Madam Speaker, before we begin discussions on regulating content on the Internet, let us recognize that Canada has 38 million regulators. They are called customers. They are the people who decide what they watch. With the click of a mouse, they can choose the content that serves their interests. For the same reason, the ability to produce unique and diverse content is greater today than ever before. The advent of the Internet, far from limiting the production of Canadian content, has vastly expanded it by dramatically reducing the cost of production and distribution.
If members really think about it, the cost of producing and distributing content today is probably 99% lower than it was just 25 years ago. There are 14-year-old kids who can produce their own movie trailers on their laptop computers and broadcast them before as many eyes as want to see them, without spending a single dollar beyond the purchase of a bit of software and a laptop on which to design them, and the quality is probably superior to what Hollywood would have been able to create just a few decades ago.
This has democratized and expanded the scope of content. It has allowed minorities, and people with particular interests not held by the majority, to reach audiences.

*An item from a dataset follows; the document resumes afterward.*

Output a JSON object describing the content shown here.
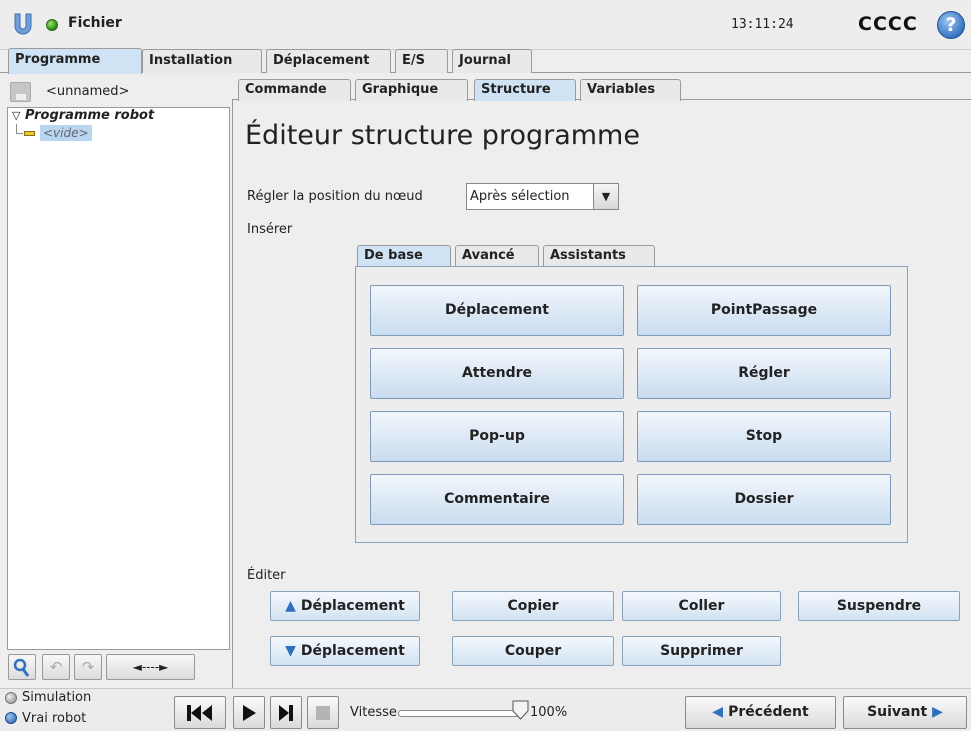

Back in the old days, people had to compete for real estate in HMV, the local record store or the local Blockbuster, and if someone was not among the top 50, they did not get that real estate. Even if their product was interesting to 3% of the public, they could not sell it to anybody, because they had no means of getting it to the public and they could not generate the capital to produce it in the first place.
I will acknowledge that the changes to which this bill proposes to respond are actually good changes. They are democratizing changes. They spread out power and diversity, which is something we should allow and that freedom provides.
The current government seeks to extend its reach and broaden its tentacles into the Internet.